Summary

Networked Flows explores the spatial politics of mobility and the forces that shape it, focusing on particular instances of conflict and disruption across our contemporary landscapes of both migration and contestation. The course will demonstrate and investigate how methods of spatial, geostatistical and data analysis can be used to document, contest, mitigate and design for conditions of mobility within the Anthropocene.

Outline

As observers and actors within the city, mobility instinctively prompts us to think about the infrastructure that facilitates the movement of people and goods. For the purposes of this course, we invite students to consider less literal, but no less real, dimensions of mobility as a framework through which the Anthropocene and its effects can be studied: we’ll be focusing on the intersection of conflict and mobility as a mechanism to explore the flows of peoples, cultures, information, capital and ecologies which both shape, and are shaped by, the design of our contemporary world.

With this definition in mind, we can claim that mobility (and equally immobility) has always been intertwined with the shifting landscapes of technology and conflict—from recent conflicts and planetary-scale events such as COVID-19 to the technological developments of World War II which continue to shape our globalized supply chains. When discussing the design of future mobilites we’ll engage and operate within the complex geopolitical conditions of our modern world, whilst reimagining the definition of mobility and its role in the socio-political landscapes of our urban environments; past, present and future.

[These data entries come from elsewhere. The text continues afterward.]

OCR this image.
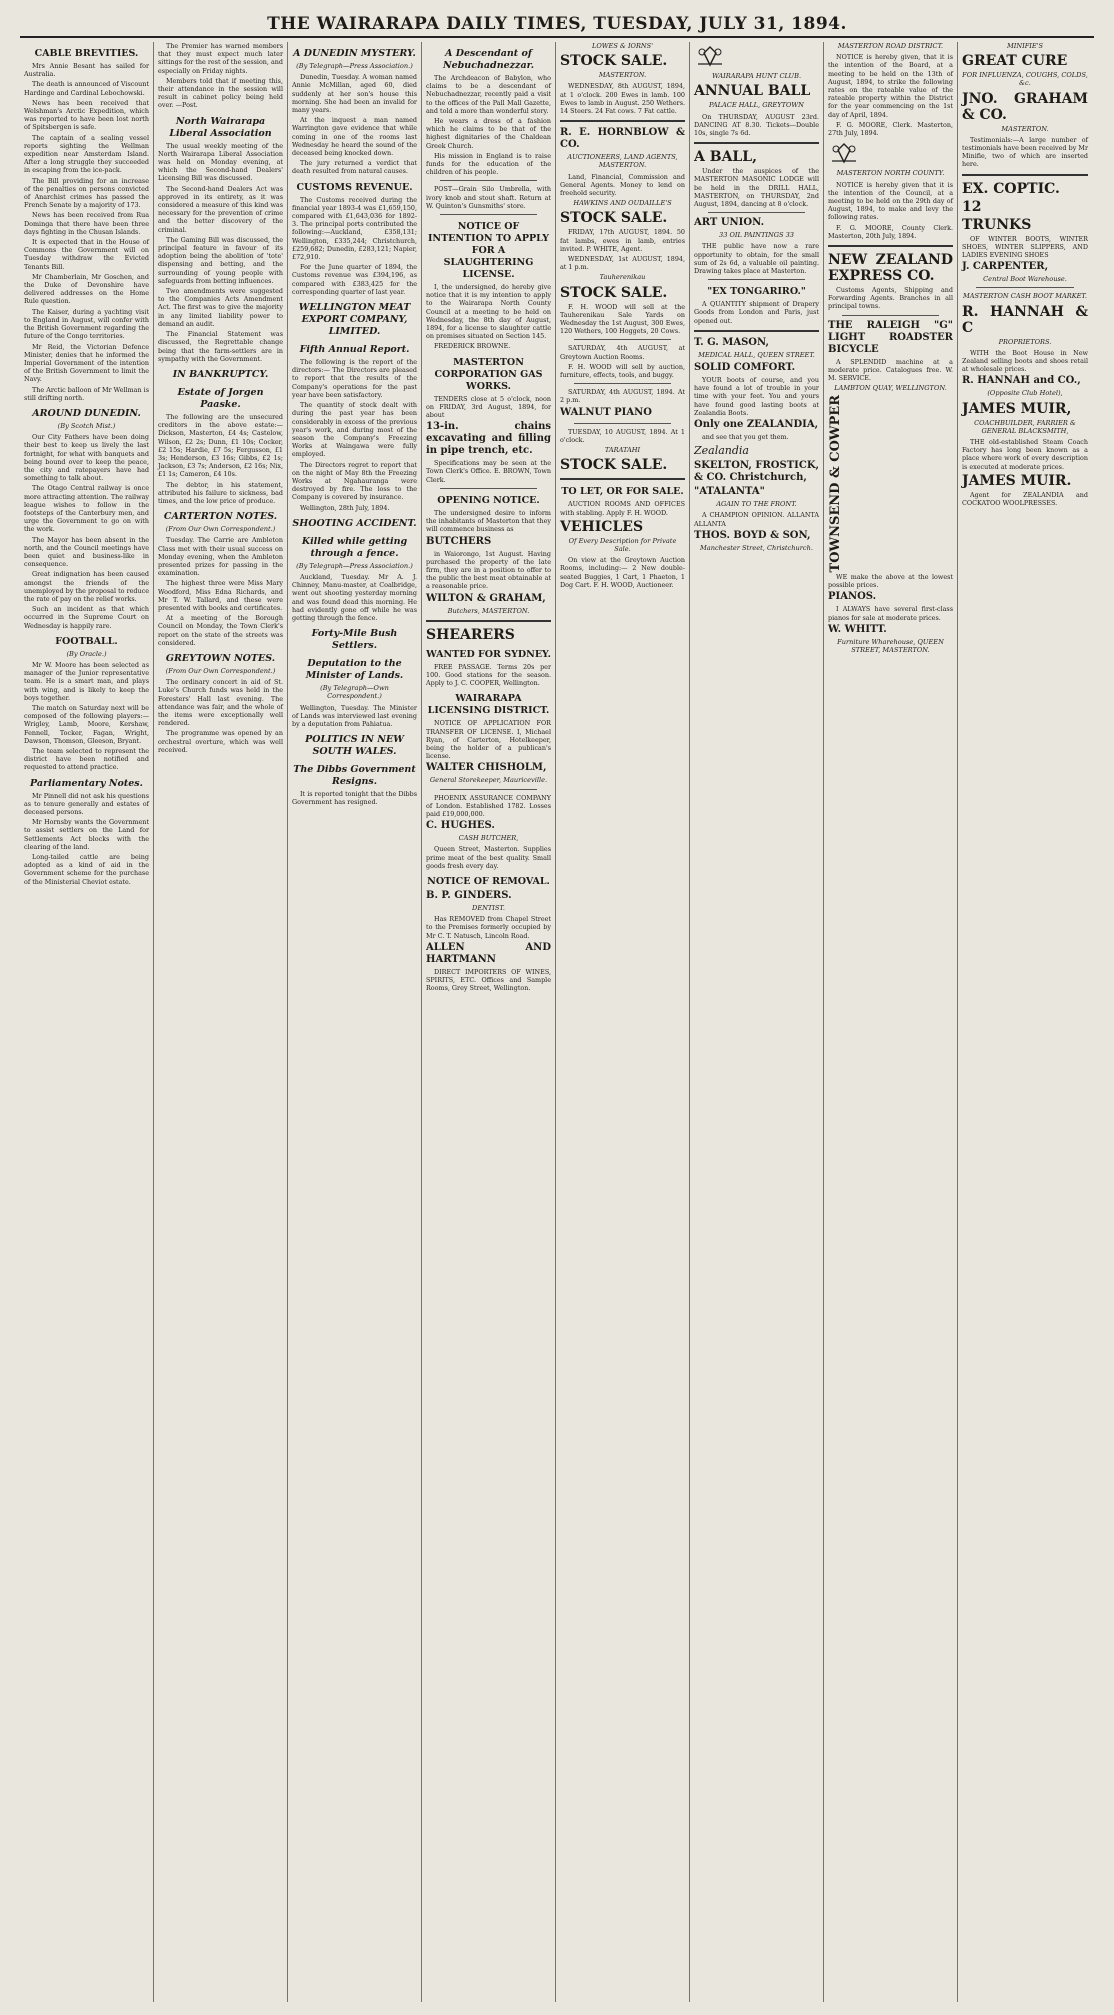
THE WAIRARAPA DAILY TIMES, TUESDAY, JULY 31, 1894.
CABLE BREVITIES.
Mrs Annie Besant has sailed for Australia.
The death is announced of Viscount Hardinge and Cardinal Lebochowski.
News has been received that Welshman's Arctic Expedition, which was reported to have been lost north of Spitsbergen is safe.
The captain of a sealing vessel reports sighting the Wellman expedition near Amsterdam Island. After a long struggle they succeeded in escaping from the ice-pack.
The Bill providing for an increase of the penalties on persons convicted of Anarchist crimes has passed the French Senate by a majority of 173.
News has been received from Rua Dominga that there have been three days fighting in the Chusan Islands.
It is expected that in the House of Commons the Government will on Tuesday withdraw the Evicted Tenants Bill.
Mr Chamberlain, Mr Goschen, and the Duke of Devonshire have delivered addresses on the Home Rule question.
The Kaiser, during a yachting visit to England in August, will confer with the British Government regarding the future of the Congo territories.
Mr Reid, the Victorian Defence Minister, denies that he informed the Imperial Government of the intention of the British Government to limit the Navy.
The Arctic balloon of Mr Wellman is still drifting north.
AROUND DUNEDIN.
(By Scotch Mist.)
Our City Fathers have been doing their best to keep us lively the last fortnight, for what with banquets and being bound over to keep the peace, the city and ratepayers have had something to talk about.
The Otago Central railway is once more attracting attention. The railway league wishes to follow in the footsteps of the Canterbury men, and urge the Government to go on with the work.
The Mayor has been absent in the north, and the Council meetings have been quiet and business-like in consequence.
Great indignation has been caused amongst the friends of the unemployed by the proposal to reduce the rate of pay on the relief works.
Such an incident as that which occurred in the Supreme Court on Wednesday is happily rare.
FOOTBALL.
(By Oracle.)
Mr W. Moore has been selected as manager of the Junior representative team. He is a smart man, and plays with wing, and is likely to keep the boys together.
The match on Saturday next will be composed of the following players:—Wrigley, Lamb, Moore, Kershaw, Fennell, Tocker, Fagan, Wright, Dawson, Thomson, Gleeson, Bryant.
The team selected to represent the district have been notified and requested to attend practice.
Parliamentary Notes.
Mr Pinnell did not ask his questions as to tenure generally and estates of deceased persons.
Mr Hornsby wants the Government to assist settlers on the Land for Settlements Act blocks with the clearing of the land.
Long-tailed cattle are being adopted as a kind of aid in the Government scheme for the purchase of the Ministerial Cheviot estate.
The Premier has warned members that they must expect much later sittings for the rest of the session, and especially on Friday nights.
Members told that if meeting this, their attendance in the session will result in cabinet policy being held over. —Post.
North Wairarapa Liberal Association
The usual weekly meeting of the North Wairarapa Liberal Association was held on Monday evening, at which the Second-hand Dealers' Licensing Bill was discussed.
The Second-hand Dealers Act was approved in its entirety, as it was considered a measure of this kind was necessary for the prevention of crime and the better discovery of the criminal.
The Gaming Bill was discussed, the principal feature in favour of its adoption being the abolition of 'tote' dispensing and betting, and the surrounding of young people with safeguards from betting influences.
Two amendments were suggested to the Companies Acts Amendment Act. The first was to give the majority in any limited liability power to demand an audit.
The Financial Statement was discussed, the Regrettable change being that the farm-settlers are in sympathy with the Government.
IN BANKRUPTCY.
Estate of Jorgen Paaske.
The following are the unsecured creditors in the above estate:— Dickson, Masterton, £4 4s; Castelow, Wilson, £2 2s; Dunn, £1 10s; Cocker, £2 15s; Hardie, £7 5s; Fergusson, £1 3s; Henderson, £3 16s; Gibbs, £2 1s; Jackson, £3 7s; Anderson, £2 16s; Nix, £1 1s; Cameron, £4 10s.
The debtor, in his statement, attributed his failure to sickness, bad times, and the low price of produce.
CARTERTON NOTES.
(From Our Own Correspondent.)
Tuesday. The Carrie are Ambleton Class met with their usual success on Monday evening, when the Ambleton presented prizes for passing in the examination.
The highest three were Miss Mary Woodford, Miss Edna Richards, and Mr T. W. Tallard, and these were presented with books and certificates.
At a meeting of the Borough Council on Monday, the Town Clerk's report on the state of the streets was considered.
GREYTOWN NOTES.
(From Our Own Correspondent.)
The ordinary concert in aid of St. Luke's Church funds was held in the Foresters' Hall last evening. The attendance was fair, and the whole of the items were exceptionally well rendered.
The programme was opened by an orchestral overture, which was well received.
A DUNEDIN MYSTERY.
(By Telegraph—Press Association.)
Dunedin, Tuesday. A woman named Annie McMillan, aged 60, died suddenly at her son's house this morning. She had been an invalid for many years.
At the inquest a man named Warrington gave evidence that while coming in one of the rooms last Wednesday he heard the sound of the deceased being knocked down.
The jury returned a verdict that death resulted from natural causes.
CUSTOMS REVENUE.
The Customs received during the financial year 1893-4 was £1,659,150, compared with £1,643,036 for 1892-3. The principal ports contributed the following:—Auckland, £358,131; Wellington, £335,244; Christchurch, £259,682; Dunedin, £283,121; Napier, £72,910.
For the June quarter of 1894, the Customs revenue was £394,196, as compared with £383,425 for the corresponding quarter of last year.
WELLINGTON MEAT EXPORT COMPANY, LIMITED.
Fifth Annual Report.
The following is the report of the directors:— The Directors are pleased to report that the results of the Company's operations for the past year have been satisfactory.
The quantity of stock dealt with during the past year has been considerably in excess of the previous year's work, and during most of the season the Company's Freezing Works at Waingawa were fully employed.
The Directors regret to report that on the night of May 8th the Freezing Works at Ngahauranga were destroyed by fire. The loss to the Company is covered by insurance.
Wellington, 28th July, 1894.
SHOOTING ACCIDENT.
Killed while getting through a fence.
(By Telegraph—Press Association.)
Auckland, Tuesday. Mr A. J. Chinney, Manu-master, at Coalbridge, went out shooting yesterday morning and was found dead this morning. He had evidently gone off while he was getting through the fence.
Forty-Mile Bush Settlers.
Deputation to the Minister of Lands.
(By Telegraph—Own Correspondent.)
Wellington, Tuesday. The Minister of Lands was interviewed last evening by a deputation from Pahiatua.
POLITICS IN NEW SOUTH WALES.
The Dibbs Government Resigns.
It is reported tonight that the Dibbs Government has resigned.
A Descendant of Nebuchadnezzar.
The Archdeacon of Babylon, who claims to be a descendant of Nebuchadnezzar, recently paid a visit to the offices of the Pall Mall Gazette, and told a more than wonderful story.
He wears a dress of a fashion which he claims to be that of the highest dignitaries of the Chaldean Greek Church.
His mission in England is to raise funds for the education of the children of his people.
POST—Grain Silo Umbrella, with ivory knob and stout shaft. Return at W. Quinton's Gunsmiths' store.
NOTICE OF INTENTION TO APPLY FOR A SLAUGHTERING LICENSE.
I, the undersigned, do hereby give notice that it is my intention to apply to the Wairarapa North County Council at a meeting to be held on Wednesday, the 8th day of August, 1894, for a license to slaughter cattle on premises situated on Section 145.
FREDERICK BROWNE.
MASTERTON CORPORATION GAS WORKS.
TENDERS close at 5 o'clock, noon on FRIDAY, 3rd August, 1894, for about
13-in. chains excavating and filling in pipe trench, etc.
Specifications may be seen at the Town Clerk's Office. E. BROWN, Town Clerk.
OPENING NOTICE.
The undersigned desire to inform the inhabitants of Masterton that they will commence business as
BUTCHERS
in Waiorongo, 1st August. Having purchased the property of the late firm, they are in a position to offer to the public the best meat obtainable at a reasonable price.
WILTON & GRAHAM,
Butchers, MASTERTON.
SHEARERS
WANTED FOR SYDNEY.
FREE PASSAGE. Terms 20s per 100. Good stations for the season. Apply to J. C. COOPER, Wellington.
WAIRARAPA LICENSING DISTRICT.
NOTICE OF APPLICATION FOR TRANSFER OF LICENSE. I, Michael Ryan, of Carterton, Hotelkeeper, being the holder of a publican's license.
WALTER CHISHOLM,
General Storekeeper, Mauriceville.
PHOENIX ASSURANCE COMPANY of London. Established 1782. Losses paid £19,000,000.
C. HUGHES.
CASH BUTCHER,
Queen Street, Masterton. Supplies prime meat of the best quality. Small goods fresh every day.
NOTICE OF REMOVAL.
B. P. GINDERS.
DENTIST.
Has REMOVED from Chapel Street to the Premises formerly occupied by Mr C. T. Natusch, Lincoln Road.
ALLEN AND HARTMANN
DIRECT IMPORTERS OF WINES, SPIRITS, ETC. Offices and Sample Rooms, Grey Street, Wellington.
LOWES & IORNS'
STOCK SALE.
MASTERTON.
WEDNESDAY, 8th AUGUST, 1894, at 1 o'clock. 200 Ewes in lamb. 100 Ewes to lamb in August. 250 Wethers. 14 Steers. 24 Fat cows. 7 Fat cattle.
R. E. HORNBLOW & CO.
AUCTIONEERS, LAND AGENTS, MASTERTON.
Land, Financial, Commission and General Agents. Money to lend on freehold security.
HAWKINS AND OUDAILLE'S
STOCK SALE.
FRIDAY, 17th AUGUST, 1894. 50 fat lambs, ewes in lamb, entries invited. P. WHITE, Agent.
WEDNESDAY, 1st AUGUST, 1894, at 1 p.m.
Tauherenikau
STOCK SALE.
F. H. WOOD will sell at the Tauherenikau Sale Yards on Wednesday the 1st August, 300 Ewes, 120 Wethers, 100 Hoggets, 20 Cows.
SATURDAY, 4th AUGUST, at Greytown Auction Rooms.
F. H. WOOD will sell by auction, furniture, effects, tools, and buggy.
SATURDAY, 4th AUGUST, 1894. At 2 p.m.
WALNUT PIANO
TUESDAY, 10 AUGUST, 1894. At 1 o'clock.
TARATAHI
STOCK SALE.
TO LET, OR FOR SALE.
AUCTION ROOMS AND OFFICES with stabling. Apply F. H. WOOD.
VEHICLES
Of Every Description for Private Sale.
On view at the Greytown Auction Rooms, including:— 2 New double-seated Buggies, 1 Cart, 1 Phaeton, 1 Dog Cart. F. H. WOOD, Auctioneer.
WAIRARAPA HUNT CLUB.
ANNUAL BALL
PALACE HALL, GREYTOWN
On THURSDAY, AUGUST 23rd. DANCING AT 8.30. Tickets—Double 10s, single 7s 6d.
A BALL,
Under the auspices of the MASTERTON MASONIC LODGE will be held in the DRILL HALL, MASTERTON, on THURSDAY, 2nd August, 1894, dancing at 8 o'clock.
ART UNION.
33 OIL PAINTINGS 33
THE public have now a rare opportunity to obtain, for the small sum of 2s 6d, a valuable oil painting. Drawing takes place at Masterton.
"EX TONGARIRO."
A QUANTITY shipment of Drapery Goods from London and Paris, just opened out.
T. G. MASON,
MEDICAL HALL, QUEEN STREET.
SOLID COMFORT.
YOUR boots of course, and you have found a lot of trouble in your time with your feet. You and yours have found good lasting boots at Zealandia Boots.
Only one ZEALANDIA,
and see that you get them.
Zealandia
SKELTON, FROSTICK, & CO. Christchurch,
"ATALANTA"
AGAIN TO THE FRONT.
A CHAMPION OPINION. ALLANTA ALLANTA
THOS. BOYD & SON,
Manchester Street, Christchurch.
MASTERTON ROAD DISTRICT.
NOTICE is hereby given, that it is the intention of the Board, at a meeting to be held on the 13th of August, 1894, to strike the following rates on the rateable value of the rateable property within the District for the year commencing on the 1st day of April, 1894.
F. G. MOORE, Clerk. Masterton, 27th July, 1894.
MASTERTON NORTH COUNTY.
NOTICE is hereby given that it is the intention of the Council, at a meeting to be held on the 29th day of August, 1894, to make and levy the following rates.
F. G. MOORE, County Clerk. Masterton, 20th July, 1894.
NEW ZEALAND EXPRESS CO.
Customs Agents, Shipping and Forwarding Agents. Branches in all principal towns.
THE RALEIGH "G" LIGHT ROADSTER BICYCLE
A SPLENDID machine at a moderate price. Catalogues free. W. M. SERVICE.
LAMBTON QUAY, WELLINGTON.
TOWNSEND & COWPER
WE make the above at the lowest possible prices.
PIANOS.
I ALWAYS have several first-class pianos for sale at moderate prices.
W. WHITT.
Furniture Wharehouse, QUEEN STREET, MASTERTON.
MINIFIE'S
GREAT CURE
FOR INFLUENZA, COUGHS, COLDS, &c.
JNO. GRAHAM & CO.
MASTERTON.
Testimonials:—A large number of testimonials have been received by Mr Minifie, two of which are inserted here.
EX. COPTIC.
12
TRUNKS
OF WINTER BOOTS, WINTER SHOES, WINTER SLIPPERS, AND LADIES EVENING SHOES
J. CARPENTER,
Central Boot Warehouse.
MASTERTON CASH BOOT MARKET.
R. HANNAH & C
PROPRIETORS.
WITH the Boot House in New Zealand selling boots and shoes retail at wholesale prices.
R. HANNAH and CO.,
(Opposite Club Hotel),
JAMES MUIR,
COACHBUILDER, FARRIER & GENERAL BLACKSMITH,
THE old-established Steam Coach Factory has long been known as a place where work of every description is executed at moderate prices.
JAMES MUIR.
Agent for ZEALANDIA and COCKATOO WOOLPRESSES.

In this course, we will explore a variety of forensic methodologies that will allow us to map the effects of conflict onto both human and non-human infrastructures, across a spectrum of scales, cartographies, and temporalities. We will apply systems level-thinking throughout our engagement with open-source datasets, remote sensing techniques, and frameworks for data visualization. In turn navigating across visual, geospatial, temporal and relational vectors to inform our understanding of the operative forces that shape future mobility and the right of movement.

The course will allow students to address a wide range of questions such as:

  • How can we understand and register violence in its many different guises?

  • How are conflicts and systems of mobility intertwined?

  • How can we critically engage with various technologies and methods in order to reconstruct events of conflict?

  • How might infrastructures and systems of migration be transformed so as to mitigate the suffering they generate?